Oscureciendo

Hallábame sólo en una de esas fértiles vegas de La Ceja, tranquilo y sosegado, contemplando el panorama de un risueño atardecer: la calma de la naturaleza tenía eco en mí corazón. Todo era apacible y sereno; los ultimos rayos del sol muriente permitían ver aún los erguidos árboles que al rededor se destacaban y que mecidos suavemente por el viento, guardaban la morada de aquellos que, a su vez, lanzaban su último canto de despedida a los ardores del día para descanzar en el hondo silencio de la noche y dormir bajo el manto de los cielos. Este apacible y sereno atardecer iba cambiando.
El sol cada vez más opaco producía una sombra que hizo germinar en lo profundo de mi alma el pensameniento de que pronto llegaría una soledad tal vez oscura y peligrosa. Tomé la resolución de marcharme, pero era tarde. El camino largo y despoblado, el instantáneo cambiar de la naturaleza y el horrible miedo que infunde el misterio de una noche a un niño sin compañía y sin amparo, desvanecieron mis ánimos y caí desfallecido sobre la mullida hierba tiritando de frío y llorando de temor. Pasó la noche sin saberlo cómo, y luego despertando con la aurora, recordé que había seres que me amaban y que estarían buscándome: hacia ellos me dirigí lo más pronto posible, y los hallé desesperados creyendo que su hijo era víctima de la ingratitud y el desprendimiento, o quizá de la misma muerte.

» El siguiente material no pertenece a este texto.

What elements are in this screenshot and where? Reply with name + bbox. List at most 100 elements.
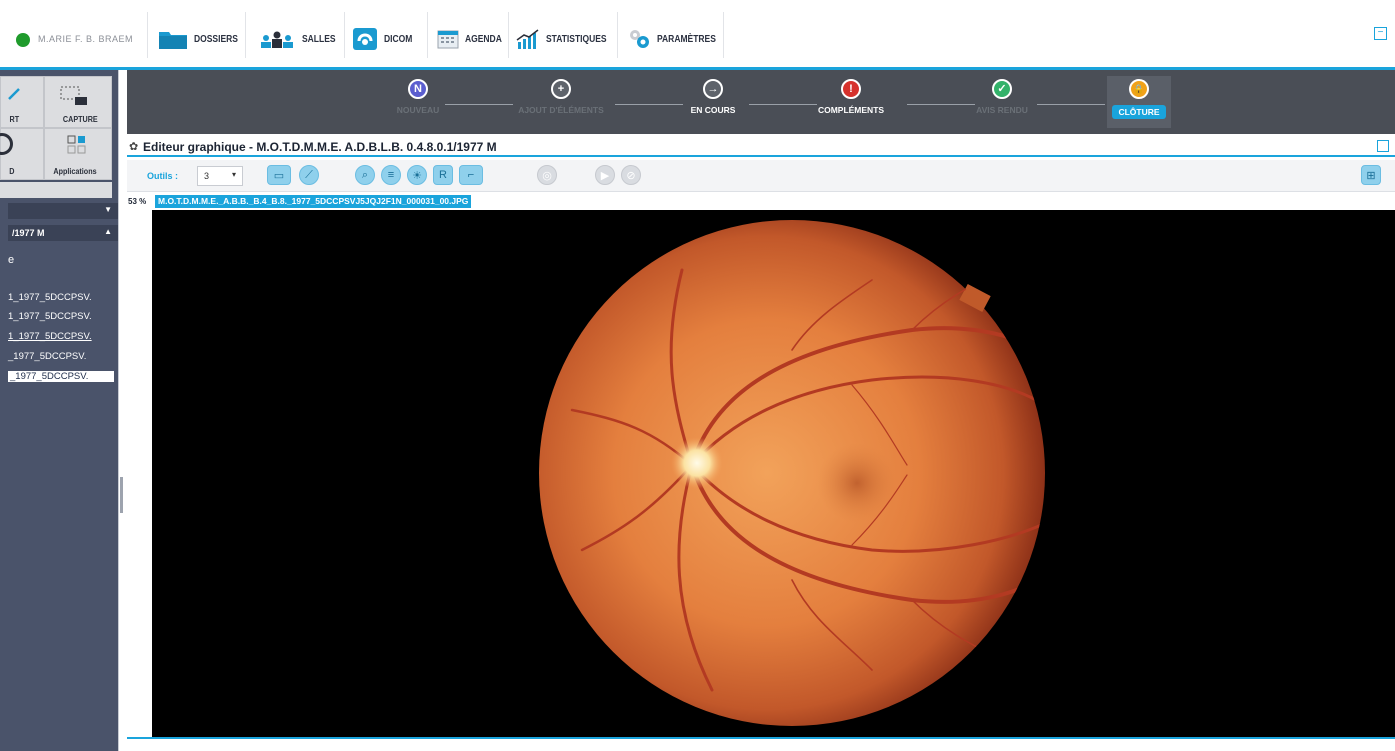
zoom-icon[interactable]: ⌕ [355, 165, 375, 185]
tool-row-spacer [0, 182, 112, 198]
file-list-item[interactable]: 1_1977_5DCCPSV. [8, 311, 92, 322]
optic-disc [671, 437, 723, 489]
nav-label: SALLES [302, 33, 336, 45]
workflow-step-ajout[interactable]: + AJOUT D'ÉLÉMENTS [501, 79, 621, 115]
section-label: e [8, 254, 15, 266]
nav-separator [427, 12, 428, 58]
step-label-active: CLÔTURE [1112, 105, 1166, 119]
chevron-up-icon: ▲ [104, 227, 112, 236]
tool-label: CAPTURE [62, 115, 98, 124]
nav-label: PARAMÈTRES [657, 33, 716, 45]
viewer-bottom-line [127, 737, 1395, 739]
tool-d-button[interactable]: D [0, 128, 44, 180]
chevron-down-icon: ▼ [104, 205, 112, 214]
step-label: COMPLÉMENTS [817, 105, 885, 115]
tools-label: Outils : [147, 171, 178, 181]
nav-separator [344, 12, 345, 58]
check-icon: ✓ [992, 79, 1012, 99]
chart-icon [516, 29, 539, 49]
nav-statistiques[interactable]: STATISTIQUES [516, 24, 617, 54]
tool-label: Applications [53, 167, 97, 176]
file-list-item[interactable]: _1977_5DCCPSV. [8, 351, 86, 362]
image-filename: M.O.T.D.M.M.E._A.B.B._B.4_B.8._1977_5DCC… [155, 195, 472, 208]
minimize-button[interactable]: − [1374, 27, 1387, 40]
collapsed-section-header[interactable]: ▼ [8, 203, 118, 219]
retina-fundus-image [539, 220, 1045, 726]
ruler-icon[interactable]: ⟋ [299, 165, 319, 185]
workflow-step-en-cours[interactable]: → EN COURS [653, 79, 773, 115]
nav-dicom[interactable]: DICOM [352, 24, 417, 54]
left-sidebar: RT CAPTURE D Applications ▼ /1977 M ▲ e … [0, 70, 118, 751]
file-list-item[interactable]: 1_1977_5DCCPSV. [8, 292, 92, 303]
dropdown-arrow-icon: ▾ [231, 170, 236, 179]
patient-section-header[interactable]: /1977 M ▲ [8, 225, 118, 241]
nav-label: STATISTIQUES [546, 33, 607, 45]
editor-title: Editeur graphique - M.O.T.D.M.M.E. A.D.B… [143, 140, 497, 154]
patient-header-label: /1977 M [12, 228, 45, 238]
step-label: EN COURS [690, 105, 736, 115]
tool-export-button[interactable]: RT [0, 76, 44, 128]
play-icon[interactable]: ▶ [595, 165, 615, 185]
lock-icon: 🔒 [1129, 79, 1149, 99]
n-icon: N [408, 79, 428, 99]
nav-dossiers[interactable]: DOSSIERS [158, 24, 246, 54]
file-list-item-selected[interactable]: _1977_5DCCPSV. [8, 371, 114, 382]
tool-capture-button[interactable]: CAPTURE [44, 76, 112, 128]
macula [817, 443, 897, 523]
stop-icon[interactable]: ⊘ [621, 165, 641, 185]
editor-title-bar: ✿ Editeur graphique - M.O.T.D.M.M.E. A.D… [127, 137, 1395, 157]
calendar-icon [437, 30, 459, 49]
nav-separator [147, 12, 148, 58]
nav-label: AGENDA [465, 33, 502, 45]
online-status-icon [16, 33, 30, 47]
splitter-handle[interactable] [120, 477, 123, 513]
nav-parametres[interactable]: PARAMÈTRES [627, 24, 726, 54]
editor-icon: ✿ [129, 141, 139, 153]
step-label: AJOUT D'ÉLÉMENTS [518, 105, 604, 115]
pen-icon [8, 88, 20, 100]
nav-separator [723, 12, 724, 58]
nav-agenda[interactable]: AGENDA [437, 24, 508, 54]
nav-salles[interactable]: SALLES [258, 24, 341, 54]
top-navigation-bar: M.ARIE F. B. BRAEM DOSSIERS SALLES DICOM… [0, 0, 1395, 68]
brightness-icon[interactable]: ☀ [407, 165, 427, 185]
editor-toolbar: Outils : 3 ▾ ▭ ⟋ ⌕ ≡ ☀ R ⌐ ◎ ▶ ⊘ ⊞ [127, 160, 1395, 192]
gears-icon [630, 30, 649, 48]
file-list-item[interactable]: 1_1977_5DCCPSV. [8, 331, 92, 342]
plus-icon: + [551, 79, 571, 99]
nav-label: DICOM [384, 33, 413, 45]
viewer-margin [127, 210, 152, 737]
capture-icon [60, 86, 87, 105]
panel-splitter[interactable] [118, 70, 127, 751]
people-icon [261, 31, 293, 48]
workflow-step-nouveau[interactable]: N NOUVEAU [358, 79, 478, 115]
tools-select-value: 3 [204, 171, 210, 181]
workflow-step-complements[interactable]: ! COMPLÉMENTS [791, 79, 911, 115]
adjust-icon[interactable]: ≡ [381, 165, 401, 185]
tool-label: RT [9, 115, 20, 124]
step-label: AVIS RENDU [976, 105, 1028, 115]
reset-icon[interactable]: R [433, 165, 453, 185]
rectangle-icon[interactable]: ▭ [267, 165, 291, 185]
grid-view-icon[interactable]: ⊞ [1361, 165, 1381, 185]
user-name[interactable]: M.ARIE F. B. BRAEM [38, 34, 133, 44]
nav-separator [617, 12, 618, 58]
layers-icon[interactable]: ◎ [537, 165, 557, 185]
tool-applications-button[interactable]: Applications [44, 128, 112, 180]
nav-separator [508, 12, 509, 58]
workflow-progress-bar: N NOUVEAU + AJOUT D'ÉLÉMENTS → EN COURS … [127, 70, 1395, 134]
crop-icon[interactable]: ⌐ [459, 165, 483, 185]
zoom-level: 53 % [128, 197, 147, 206]
image-viewer[interactable] [152, 210, 1395, 737]
arrow-right-icon: → [703, 79, 723, 99]
dicom-icon [353, 28, 377, 50]
tools-select[interactable]: 3 ▾ [197, 166, 243, 186]
workflow-step-avis-rendu[interactable]: ✓ AVIS RENDU [942, 79, 1062, 115]
nav-separator [245, 12, 246, 58]
editor-minimize-button[interactable] [1377, 140, 1389, 152]
image-info-bar: 53 % M.O.T.D.M.M.E._A.B.B._B.4_B.8._1977… [127, 194, 1395, 210]
workflow-step-cloture[interactable]: 🔒 CLÔTURE [1079, 79, 1199, 119]
step-label: NOUVEAU [396, 105, 440, 115]
exclamation-icon: ! [841, 79, 861, 99]
circle-icon [0, 133, 13, 155]
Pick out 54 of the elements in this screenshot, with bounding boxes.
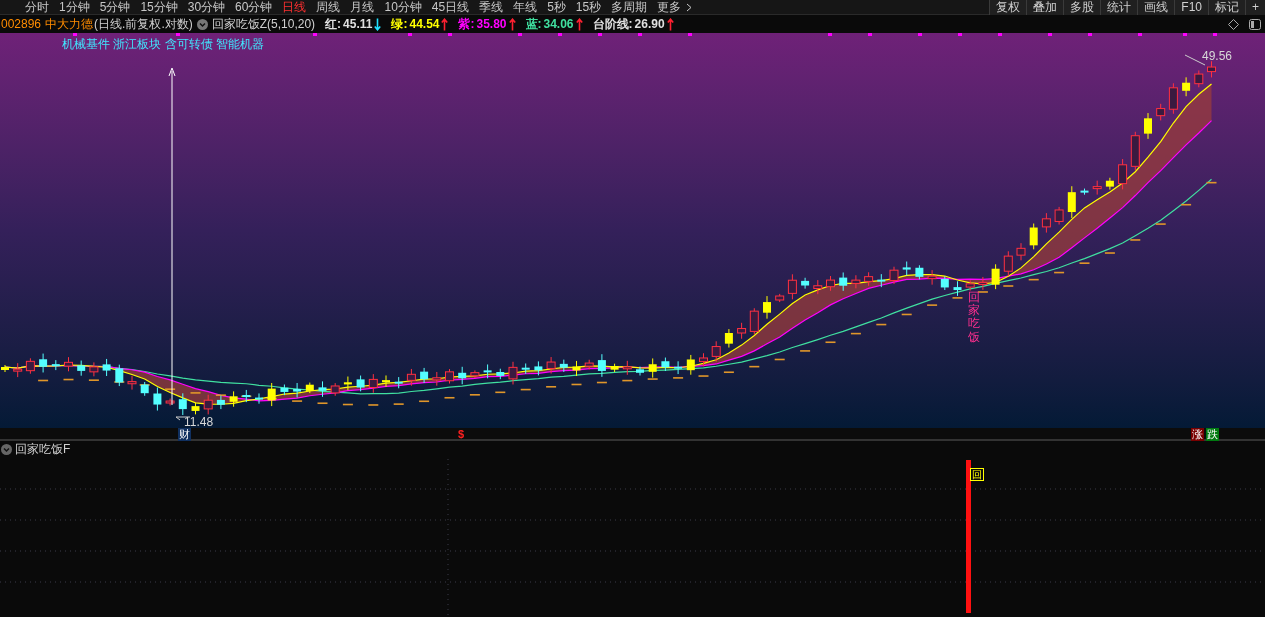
signal-text: 回家吃饭 — [968, 291, 980, 344]
indicator-value: 34.06 — [543, 16, 574, 33]
period-tab[interactable]: 周线 — [311, 0, 346, 15]
indicator-label: 绿: — [391, 16, 408, 33]
indicator-label: 蓝: — [525, 16, 542, 33]
toolbar-button[interactable]: 叠加 — [1026, 0, 1064, 15]
period-tab[interactable]: 年线 — [508, 0, 543, 15]
rise-marker: 涨 — [1191, 428, 1204, 441]
news-marker: 财 — [178, 428, 191, 441]
chart-mode: (日线.前复权.对数) — [94, 16, 193, 33]
period-tab[interactable]: 日线 — [277, 0, 312, 15]
toolbar-button[interactable]: 多股 — [1063, 0, 1101, 15]
panel-title: 回家吃饭F — [15, 441, 71, 458]
panel-icon[interactable] — [1249, 18, 1261, 30]
indicator-label: 台阶线: — [592, 16, 633, 33]
stock-name: 中大力德 — [45, 16, 94, 33]
indicator-name: 回家吃饭Z(5,10,20) — [211, 16, 316, 33]
toolbar-button[interactable]: 复权 — [989, 0, 1027, 15]
period-tab[interactable]: 5秒 — [542, 0, 571, 15]
diamond-icon[interactable] — [1228, 18, 1239, 30]
fall-marker: 跌 — [1206, 428, 1219, 441]
toolbar-button[interactable]: 标记 — [1208, 0, 1245, 15]
period-tab[interactable]: 10分钟 — [379, 0, 427, 15]
period-tab[interactable]: 5分钟 — [94, 0, 136, 15]
period-tab[interactable]: 多周期 — [606, 0, 653, 15]
dropdown-icon[interactable] — [1, 443, 12, 455]
indicator-value: 35.80 — [476, 16, 507, 33]
period-tab[interactable]: 1分钟 — [54, 0, 95, 15]
period-tab[interactable]: 30分钟 — [182, 0, 231, 15]
indicator-label: 红: — [325, 16, 342, 33]
indicator-value: 26.90 — [634, 16, 665, 33]
period-tab[interactable]: 60分钟 — [230, 0, 278, 15]
dropdown-icon[interactable] — [196, 18, 208, 30]
dividend-marker: $ — [457, 428, 466, 441]
toolbar-button[interactable]: F10 — [1174, 0, 1208, 15]
indicator-label: 紫: — [458, 16, 475, 33]
toolbar-button[interactable]: + — [1245, 0, 1265, 15]
sector-tags: 机械基件 浙江板块 含可转债 智能机器 — [62, 35, 264, 53]
toolbar-button[interactable]: 画线 — [1137, 0, 1175, 15]
toolbar-button[interactable]: 统计 — [1100, 0, 1138, 15]
period-tab[interactable]: 季线 — [474, 0, 509, 15]
indicator-value: 44.54 — [409, 16, 440, 33]
low-price-label: 11.48 — [184, 414, 214, 429]
period-tab[interactable]: 15分钟 — [135, 0, 183, 15]
period-tab[interactable]: 月线 — [345, 0, 380, 15]
indicator-value: 45.11 — [343, 16, 373, 33]
period-tab[interactable]: 45日线 — [426, 0, 475, 15]
high-price-label: 49.56 — [1202, 48, 1233, 65]
chevron-right-icon — [686, 2, 693, 12]
stock-code: 002896 — [1, 16, 42, 33]
period-tab[interactable]: 15秒 — [570, 0, 607, 15]
period-tab[interactable]: 分时 — [20, 0, 54, 15]
period-tab[interactable]: 更多 — [652, 0, 687, 15]
signal-marker: 回 — [970, 468, 984, 481]
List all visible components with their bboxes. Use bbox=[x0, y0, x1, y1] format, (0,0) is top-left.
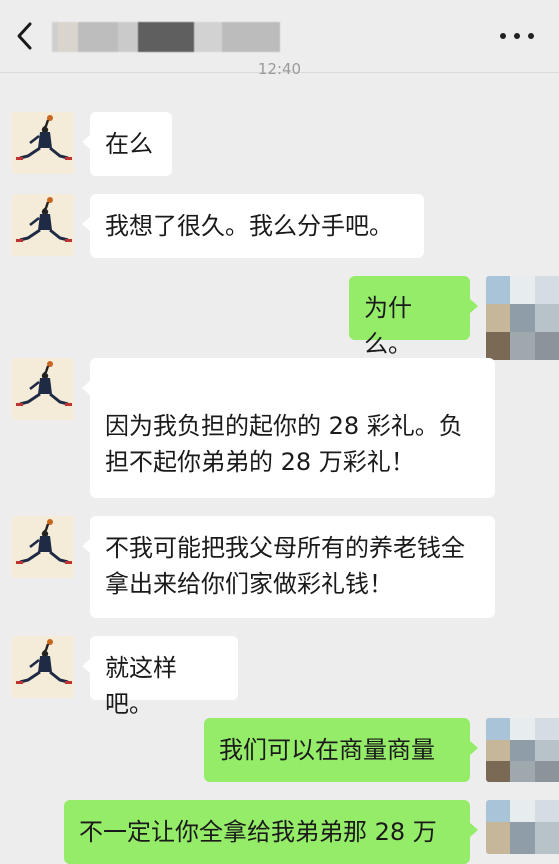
chevron-left-icon bbox=[17, 22, 32, 50]
jumpman-avatar-icon bbox=[12, 636, 74, 698]
timestamp: 12:40 bbox=[257, 60, 302, 78]
avatar-self-blurred[interactable] bbox=[486, 800, 559, 854]
message-bubble-received[interactable]: 在么 bbox=[82, 112, 172, 176]
ellipsis-icon bbox=[500, 33, 506, 39]
avatar[interactable] bbox=[12, 516, 74, 578]
message-bubble-received[interactable]: 我想了很久。我么分手吧。 bbox=[82, 194, 424, 258]
message-bubble-sent[interactable]: 为什么。 bbox=[349, 276, 478, 358]
message-bubble-sent[interactable]: 不一定让你全拿给我弟弟那 28 万 bbox=[64, 800, 478, 864]
message-bubble-received[interactable]: 不我可能把我父母所有的养老钱全拿出来给你们家做彩礼钱！ bbox=[82, 516, 495, 618]
message-bubble-received[interactable]: 因为我负担的起你的 28 彩礼。负担不起你弟弟的 28 万彩礼！ bbox=[82, 358, 495, 498]
avatar-self-blurred[interactable] bbox=[486, 276, 559, 360]
jumpman-avatar-icon bbox=[12, 112, 74, 174]
jumpman-avatar-icon bbox=[12, 358, 74, 420]
message-bubble-received[interactable]: 就这样吧。 bbox=[82, 636, 238, 718]
avatar-self-blurred[interactable] bbox=[486, 718, 559, 782]
contact-name-blurred bbox=[52, 22, 280, 52]
avatar[interactable] bbox=[12, 636, 74, 698]
more-options-button[interactable] bbox=[500, 28, 534, 44]
avatar[interactable] bbox=[12, 358, 74, 420]
avatar[interactable] bbox=[12, 194, 74, 256]
avatar[interactable] bbox=[12, 112, 74, 174]
message-bubble-sent[interactable]: 我们可以在商量商量 bbox=[204, 718, 478, 782]
back-button[interactable] bbox=[8, 18, 44, 54]
jumpman-avatar-icon bbox=[12, 194, 74, 256]
jumpman-avatar-icon bbox=[12, 516, 74, 578]
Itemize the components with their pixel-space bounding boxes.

En aquel terminar de bella aurora que, con el sol, volaba, enamorada, pensaba no con mi niñez mas sí con la ambición del prudente, en el atardecer de esta corta vida formando ilusiones en el pensamiento con infinito divagar. Como todo esto fué interrumpido por el sueño cuando hubo pasado: contemplaciones, ensueños y temores, me detuvo a meditar cómo y dónde contemplaba el panorama de la vida; si en el borrascoso lugar de la inmundicia, donde todo lo que se ve y se anhela no es sino mentira y vanidad, o en el sendero seguro del trabajo y la virtud donde toda esperanza tiene realidades positivas de felicidad temporal y eterna.